Acredito que sim. O BNDES (Banco Nacional de Desenvolvimento Econômico e Social) é um instrumento para financiamento no Brasil muito importante para o setor de infraestrutura, na oferta de crédito de longo prazo, algo escasso no país. O BNDES não deve ser entendido como impeditivo para o desenvolvimento do mercado de capitais. Ambos devem andar juntos.
O investimento em infraestrutura nos últimos anos, em particular pelo governo, ou seja, pelo setor público, nunca foi tão baixo. Percebe-se que o país está investindo menos porque há depreciação das estradas. Não somente não se está expandindo a malha rodoviária da maneira desejada, como a que já existe está se deteriorando. Essas necessidades teriam de entrar na discussão sobre a arrecadação do país.

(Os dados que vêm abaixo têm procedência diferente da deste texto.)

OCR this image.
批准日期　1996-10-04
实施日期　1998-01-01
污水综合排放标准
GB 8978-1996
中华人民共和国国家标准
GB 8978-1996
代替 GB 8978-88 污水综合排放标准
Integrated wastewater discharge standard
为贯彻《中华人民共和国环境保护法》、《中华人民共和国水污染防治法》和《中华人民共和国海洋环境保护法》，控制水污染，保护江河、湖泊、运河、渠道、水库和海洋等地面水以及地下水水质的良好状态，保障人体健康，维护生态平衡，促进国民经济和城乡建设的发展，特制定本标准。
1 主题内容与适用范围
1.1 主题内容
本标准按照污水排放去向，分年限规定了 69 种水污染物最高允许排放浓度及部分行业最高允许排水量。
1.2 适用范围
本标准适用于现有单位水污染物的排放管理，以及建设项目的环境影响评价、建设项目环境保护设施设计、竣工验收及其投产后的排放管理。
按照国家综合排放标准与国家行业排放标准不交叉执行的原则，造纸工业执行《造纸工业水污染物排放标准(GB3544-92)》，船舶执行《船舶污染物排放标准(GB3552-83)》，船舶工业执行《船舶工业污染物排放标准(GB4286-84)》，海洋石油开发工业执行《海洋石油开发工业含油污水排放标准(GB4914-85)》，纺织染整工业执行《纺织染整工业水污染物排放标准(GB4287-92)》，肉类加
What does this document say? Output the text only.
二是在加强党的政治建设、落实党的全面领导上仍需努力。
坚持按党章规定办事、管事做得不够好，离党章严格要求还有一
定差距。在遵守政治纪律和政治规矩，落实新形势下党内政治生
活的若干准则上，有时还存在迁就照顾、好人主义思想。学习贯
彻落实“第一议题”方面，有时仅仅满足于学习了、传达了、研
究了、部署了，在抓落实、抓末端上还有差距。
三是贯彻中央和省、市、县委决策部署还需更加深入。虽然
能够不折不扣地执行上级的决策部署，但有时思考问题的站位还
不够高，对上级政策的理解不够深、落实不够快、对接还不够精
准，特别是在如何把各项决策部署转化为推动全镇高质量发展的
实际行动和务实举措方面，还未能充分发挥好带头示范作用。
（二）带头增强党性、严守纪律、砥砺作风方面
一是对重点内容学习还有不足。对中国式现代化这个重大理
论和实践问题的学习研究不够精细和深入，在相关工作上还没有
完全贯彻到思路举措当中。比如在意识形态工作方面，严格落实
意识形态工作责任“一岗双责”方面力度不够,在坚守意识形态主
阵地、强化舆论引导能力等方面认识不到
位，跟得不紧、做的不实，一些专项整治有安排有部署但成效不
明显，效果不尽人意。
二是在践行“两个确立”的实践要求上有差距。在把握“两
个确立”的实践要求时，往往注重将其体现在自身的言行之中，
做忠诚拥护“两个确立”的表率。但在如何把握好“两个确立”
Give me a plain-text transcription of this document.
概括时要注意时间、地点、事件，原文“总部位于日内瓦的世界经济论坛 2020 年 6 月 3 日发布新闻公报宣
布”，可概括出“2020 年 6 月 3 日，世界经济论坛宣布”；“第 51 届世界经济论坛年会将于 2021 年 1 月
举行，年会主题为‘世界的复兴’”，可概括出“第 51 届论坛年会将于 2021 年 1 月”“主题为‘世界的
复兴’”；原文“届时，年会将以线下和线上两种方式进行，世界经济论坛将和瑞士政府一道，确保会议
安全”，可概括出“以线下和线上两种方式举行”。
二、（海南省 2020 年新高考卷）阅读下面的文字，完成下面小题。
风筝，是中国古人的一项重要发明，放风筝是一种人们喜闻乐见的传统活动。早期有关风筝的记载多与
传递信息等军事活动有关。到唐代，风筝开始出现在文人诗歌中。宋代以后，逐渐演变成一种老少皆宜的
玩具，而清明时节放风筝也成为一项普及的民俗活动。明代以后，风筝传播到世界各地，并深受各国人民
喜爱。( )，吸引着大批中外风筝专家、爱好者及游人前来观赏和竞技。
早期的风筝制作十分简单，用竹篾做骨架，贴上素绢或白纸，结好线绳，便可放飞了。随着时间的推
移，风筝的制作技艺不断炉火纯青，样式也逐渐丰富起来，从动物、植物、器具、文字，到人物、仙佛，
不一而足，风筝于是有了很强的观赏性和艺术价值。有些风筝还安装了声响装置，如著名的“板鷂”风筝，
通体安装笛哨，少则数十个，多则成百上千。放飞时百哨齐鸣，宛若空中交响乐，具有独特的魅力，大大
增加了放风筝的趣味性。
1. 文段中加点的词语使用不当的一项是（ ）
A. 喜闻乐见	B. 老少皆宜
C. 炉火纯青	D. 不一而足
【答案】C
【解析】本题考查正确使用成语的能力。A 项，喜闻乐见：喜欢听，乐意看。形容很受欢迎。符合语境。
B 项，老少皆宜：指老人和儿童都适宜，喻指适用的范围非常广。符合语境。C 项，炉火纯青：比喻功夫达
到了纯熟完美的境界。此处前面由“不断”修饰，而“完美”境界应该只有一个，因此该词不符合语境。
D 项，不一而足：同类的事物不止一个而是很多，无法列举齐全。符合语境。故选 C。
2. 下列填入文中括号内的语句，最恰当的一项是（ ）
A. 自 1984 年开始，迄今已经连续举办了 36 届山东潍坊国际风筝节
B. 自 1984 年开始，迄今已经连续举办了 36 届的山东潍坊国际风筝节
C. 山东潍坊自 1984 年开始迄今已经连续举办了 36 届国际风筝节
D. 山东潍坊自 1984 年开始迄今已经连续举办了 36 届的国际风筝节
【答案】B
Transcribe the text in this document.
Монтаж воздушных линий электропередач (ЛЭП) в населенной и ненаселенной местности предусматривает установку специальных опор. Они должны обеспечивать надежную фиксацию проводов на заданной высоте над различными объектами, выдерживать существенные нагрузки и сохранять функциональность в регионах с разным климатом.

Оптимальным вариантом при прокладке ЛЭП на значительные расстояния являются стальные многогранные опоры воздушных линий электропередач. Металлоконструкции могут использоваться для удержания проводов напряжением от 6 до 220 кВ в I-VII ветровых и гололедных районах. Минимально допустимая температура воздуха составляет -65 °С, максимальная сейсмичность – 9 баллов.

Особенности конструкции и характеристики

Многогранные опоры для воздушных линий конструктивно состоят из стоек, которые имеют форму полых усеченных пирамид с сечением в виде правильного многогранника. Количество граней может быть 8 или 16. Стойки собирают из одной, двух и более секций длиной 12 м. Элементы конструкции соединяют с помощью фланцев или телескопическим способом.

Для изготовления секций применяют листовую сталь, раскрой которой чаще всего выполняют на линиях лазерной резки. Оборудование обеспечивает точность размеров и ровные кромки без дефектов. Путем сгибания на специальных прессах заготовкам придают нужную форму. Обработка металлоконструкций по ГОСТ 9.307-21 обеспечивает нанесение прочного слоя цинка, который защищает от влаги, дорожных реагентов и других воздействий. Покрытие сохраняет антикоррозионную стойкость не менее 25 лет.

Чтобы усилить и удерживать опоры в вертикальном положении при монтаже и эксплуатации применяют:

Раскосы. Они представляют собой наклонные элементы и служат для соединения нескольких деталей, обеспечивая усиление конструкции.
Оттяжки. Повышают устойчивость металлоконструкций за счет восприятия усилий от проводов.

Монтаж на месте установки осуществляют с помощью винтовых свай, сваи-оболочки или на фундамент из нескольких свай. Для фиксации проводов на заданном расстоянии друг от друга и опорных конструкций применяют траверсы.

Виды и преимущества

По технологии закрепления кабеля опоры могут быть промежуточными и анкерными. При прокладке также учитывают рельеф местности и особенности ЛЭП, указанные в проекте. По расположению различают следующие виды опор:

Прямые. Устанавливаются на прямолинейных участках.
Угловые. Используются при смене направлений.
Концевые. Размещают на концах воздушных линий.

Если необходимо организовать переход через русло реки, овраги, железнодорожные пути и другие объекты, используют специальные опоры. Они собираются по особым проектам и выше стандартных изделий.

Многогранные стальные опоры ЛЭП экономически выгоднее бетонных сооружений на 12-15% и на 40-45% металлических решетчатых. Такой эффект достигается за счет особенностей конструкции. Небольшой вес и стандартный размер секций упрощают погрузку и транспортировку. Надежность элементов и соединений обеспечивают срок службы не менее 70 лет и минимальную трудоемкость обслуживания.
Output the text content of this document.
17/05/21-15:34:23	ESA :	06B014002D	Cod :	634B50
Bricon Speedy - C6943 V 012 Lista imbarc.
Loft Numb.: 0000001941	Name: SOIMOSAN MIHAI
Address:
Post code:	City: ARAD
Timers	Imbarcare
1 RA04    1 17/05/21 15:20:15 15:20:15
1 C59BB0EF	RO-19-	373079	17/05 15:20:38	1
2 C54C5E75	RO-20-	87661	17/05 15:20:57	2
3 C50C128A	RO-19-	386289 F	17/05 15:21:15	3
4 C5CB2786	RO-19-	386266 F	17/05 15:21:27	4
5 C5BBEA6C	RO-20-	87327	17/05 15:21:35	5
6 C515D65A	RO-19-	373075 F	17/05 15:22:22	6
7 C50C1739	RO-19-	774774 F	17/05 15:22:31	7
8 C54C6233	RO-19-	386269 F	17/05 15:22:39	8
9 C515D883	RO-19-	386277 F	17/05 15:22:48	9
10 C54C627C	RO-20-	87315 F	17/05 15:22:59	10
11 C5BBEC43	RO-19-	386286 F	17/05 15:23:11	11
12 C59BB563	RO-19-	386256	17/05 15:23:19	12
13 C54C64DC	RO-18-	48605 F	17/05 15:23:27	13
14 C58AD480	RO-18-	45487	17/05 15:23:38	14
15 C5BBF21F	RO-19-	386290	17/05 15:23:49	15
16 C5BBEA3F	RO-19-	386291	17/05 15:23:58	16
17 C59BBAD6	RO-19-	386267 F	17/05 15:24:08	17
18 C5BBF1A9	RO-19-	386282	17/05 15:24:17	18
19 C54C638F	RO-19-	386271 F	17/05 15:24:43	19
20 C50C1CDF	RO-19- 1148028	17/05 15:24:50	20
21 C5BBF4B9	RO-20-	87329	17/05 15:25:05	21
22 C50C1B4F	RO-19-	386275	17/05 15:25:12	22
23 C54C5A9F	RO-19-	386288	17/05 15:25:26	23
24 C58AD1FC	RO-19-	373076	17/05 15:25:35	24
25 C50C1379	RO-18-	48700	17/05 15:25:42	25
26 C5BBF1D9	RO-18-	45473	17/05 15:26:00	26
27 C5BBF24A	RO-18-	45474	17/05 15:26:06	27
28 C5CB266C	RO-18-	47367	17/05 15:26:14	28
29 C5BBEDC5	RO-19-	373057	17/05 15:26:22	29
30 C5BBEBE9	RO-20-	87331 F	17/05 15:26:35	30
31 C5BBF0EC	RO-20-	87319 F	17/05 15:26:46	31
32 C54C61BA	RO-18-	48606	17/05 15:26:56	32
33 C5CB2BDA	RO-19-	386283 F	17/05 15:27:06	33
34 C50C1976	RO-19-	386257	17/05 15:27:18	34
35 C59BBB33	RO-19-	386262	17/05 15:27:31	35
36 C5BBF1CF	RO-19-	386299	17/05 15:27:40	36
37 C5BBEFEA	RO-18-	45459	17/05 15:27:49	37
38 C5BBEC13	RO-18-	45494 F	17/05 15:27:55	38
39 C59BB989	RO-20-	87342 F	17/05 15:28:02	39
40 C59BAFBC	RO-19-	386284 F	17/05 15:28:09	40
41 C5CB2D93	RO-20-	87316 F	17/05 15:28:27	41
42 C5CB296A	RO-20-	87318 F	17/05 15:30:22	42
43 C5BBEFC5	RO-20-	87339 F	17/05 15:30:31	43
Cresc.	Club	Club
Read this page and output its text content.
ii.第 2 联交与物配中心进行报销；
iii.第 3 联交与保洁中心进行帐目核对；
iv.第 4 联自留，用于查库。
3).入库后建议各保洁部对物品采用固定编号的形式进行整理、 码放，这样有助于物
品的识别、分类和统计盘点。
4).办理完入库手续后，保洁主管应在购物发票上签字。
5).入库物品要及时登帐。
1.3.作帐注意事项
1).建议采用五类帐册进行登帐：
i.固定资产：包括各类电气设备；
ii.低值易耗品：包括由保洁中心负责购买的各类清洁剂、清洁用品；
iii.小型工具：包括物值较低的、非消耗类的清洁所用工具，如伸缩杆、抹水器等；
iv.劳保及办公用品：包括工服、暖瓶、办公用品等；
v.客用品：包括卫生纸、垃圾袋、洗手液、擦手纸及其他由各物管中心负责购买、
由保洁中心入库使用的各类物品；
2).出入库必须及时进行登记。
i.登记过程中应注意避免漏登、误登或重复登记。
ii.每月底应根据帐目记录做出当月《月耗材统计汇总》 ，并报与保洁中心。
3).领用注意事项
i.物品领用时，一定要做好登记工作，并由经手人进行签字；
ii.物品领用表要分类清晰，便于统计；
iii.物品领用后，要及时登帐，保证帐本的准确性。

Em relação à questão de concessões, como o senhor analisa a proatividade do investidor, principalmente estrangeiro, para investir no Brasil?
O dólar alto é um fator de atração. Está muito mais barato comprar ativos brasileiros. Enquanto o cenário político nacional estiver muito conturbado, a tendência do investidor é esperar. Depende-se desse conjunto para dar uma percepção de estabilidade e confiabilidade para quem vai fazer uma aposta de 20 ou 30 anos no país. É preciso baixar a poeira. Esse desafio não é só para o governo, é também para a sociedade e todo o sistema político.
Apesar da previsão de queda da inflação que o senhor fez na sua apresentação para a partir do ano que vem, na prática de reajustes eventuais no Brasil, o patamar só sobe. É o caso dos combustíveis. Mesmo com descontos e queda de preços nas refinarias, a redução não chega para o consumidor. Como o senhor avalia o impacto disso, sobretudo no diesel?
À luz de projeções para o petróleo e o câmbio, o preço do diesel, que caiu 3,3% em 2020, fechará 2021 com alta de 27,2% e subirá mais 6,3% em 2022. O combustível está caro por causa do dólar e do petróleo. Difícil o dólar cair com a incerteza política. Se a Petrobras fosse manter o preço dos combustíveis na refinaria alinhado com os critérios apresentados, teria de aumentar o preço. O combustível está caro, embora esteja defasado. É o caso do diesel, que vem sendo muito impactado. E não há um horizonte de curto prazo que permita dizer que esses preços vão cair.